Puente de Brooklyn, emblema de Nueva York

Hay quienes dicen que Manhattan no sería lo que es sino existiera ese enorme puente que lo une con Brooklyn. No es para menos, todas las postales tienen su imagen, es de lo más conocido en Nueva York, la ciudad donde esta ubicada, es uno de los íconos de grandeza de EE.UU., el país donde se ubica.

Es bueno darse un paseo por el Puente de Brooklyn o tomarle una foto a lo lejos cuando todas las luces están encendidas, las dos son maneras perfectas de permitirte conocer su arquitectura que data de hace 120 años. Pero la idea de la imagen es a la que más personas acceden por la vista espectacular del puente al caer el sol o de noche cuando sus luces se encienden y la iluminación alcanza las aguas sobre las cuales se erige tamaña construcción y tiene como corolario la imagen de los rascacielos que se levantan unos más inmenso que el otro.

El paseo también es una alternativa nada desdeñable, sobre todo si se hace a pie o en una bicicleta pues el puente cuenta con seis carriles, de los cuales cuatro son para los autos que se transportan por aquí. Caminar por el puente es deleitar la vista, ver de muy cerca los pilares del puente, la maravillosa arquitectura que no decae a pesar del tiempo, las enormes estructuras sobre las que detiene su peso. Quizá sea largo el camino a pie o a bicicleta pero realmente es gratificante la experiencia.

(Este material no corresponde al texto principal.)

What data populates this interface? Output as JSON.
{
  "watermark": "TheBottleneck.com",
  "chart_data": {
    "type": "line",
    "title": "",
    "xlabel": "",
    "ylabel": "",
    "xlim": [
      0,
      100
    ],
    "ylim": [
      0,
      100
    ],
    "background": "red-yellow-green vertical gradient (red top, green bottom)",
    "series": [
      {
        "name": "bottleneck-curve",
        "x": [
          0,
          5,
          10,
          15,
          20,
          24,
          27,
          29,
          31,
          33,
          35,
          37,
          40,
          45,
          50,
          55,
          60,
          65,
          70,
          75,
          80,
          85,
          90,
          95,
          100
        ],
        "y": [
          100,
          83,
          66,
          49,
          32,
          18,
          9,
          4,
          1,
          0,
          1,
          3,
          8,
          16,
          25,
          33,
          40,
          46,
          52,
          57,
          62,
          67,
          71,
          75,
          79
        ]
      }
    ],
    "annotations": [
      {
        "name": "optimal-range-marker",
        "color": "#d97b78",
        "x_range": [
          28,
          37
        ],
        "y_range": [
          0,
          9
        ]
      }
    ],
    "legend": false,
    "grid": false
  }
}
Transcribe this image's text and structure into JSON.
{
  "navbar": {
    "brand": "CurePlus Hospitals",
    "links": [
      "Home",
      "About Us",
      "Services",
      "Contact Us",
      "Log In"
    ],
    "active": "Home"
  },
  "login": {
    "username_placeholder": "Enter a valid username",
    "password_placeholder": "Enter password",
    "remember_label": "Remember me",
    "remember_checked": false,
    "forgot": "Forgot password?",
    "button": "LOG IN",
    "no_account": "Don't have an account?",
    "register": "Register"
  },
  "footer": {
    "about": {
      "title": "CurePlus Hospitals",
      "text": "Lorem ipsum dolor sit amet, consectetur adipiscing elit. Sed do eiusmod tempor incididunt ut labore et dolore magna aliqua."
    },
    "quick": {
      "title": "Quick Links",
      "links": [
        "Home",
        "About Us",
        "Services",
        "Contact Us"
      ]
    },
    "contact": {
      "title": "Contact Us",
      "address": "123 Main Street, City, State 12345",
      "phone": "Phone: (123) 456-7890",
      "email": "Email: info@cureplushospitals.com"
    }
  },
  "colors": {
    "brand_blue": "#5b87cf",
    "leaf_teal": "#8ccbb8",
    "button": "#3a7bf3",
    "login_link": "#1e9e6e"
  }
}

El Puente de Brooklyn es emblemático no solo para los turistas extranjeros sino también para los residentes de EE.UU. es imagen de numerosas películas, series de televisión escenario de videojuegos y demás. y también fatalmente para ciertos grupos terroristas que han intentado derruirlo por todo lo que significa para la nación norteamericana, felizmente sus propósitos no se han cumplido.

El puente también guarda una historia fantástica pues cuando fue inaugurado llegó a ser uno de los más grandes y largos del mundo, gracias a sus casi dos kilómetros de extensión. Y el arquitecto que hizo los planos, John Augustus Roebling falleció antes de ver su obra concluida, y finalmente su hijo la llevo a cabo tras 13 años de ardua labor y el sacrificio de cientos de hombres que desafiaban el peligro en una época donde la tecnología aún era incipiente para este tipo de construcciones.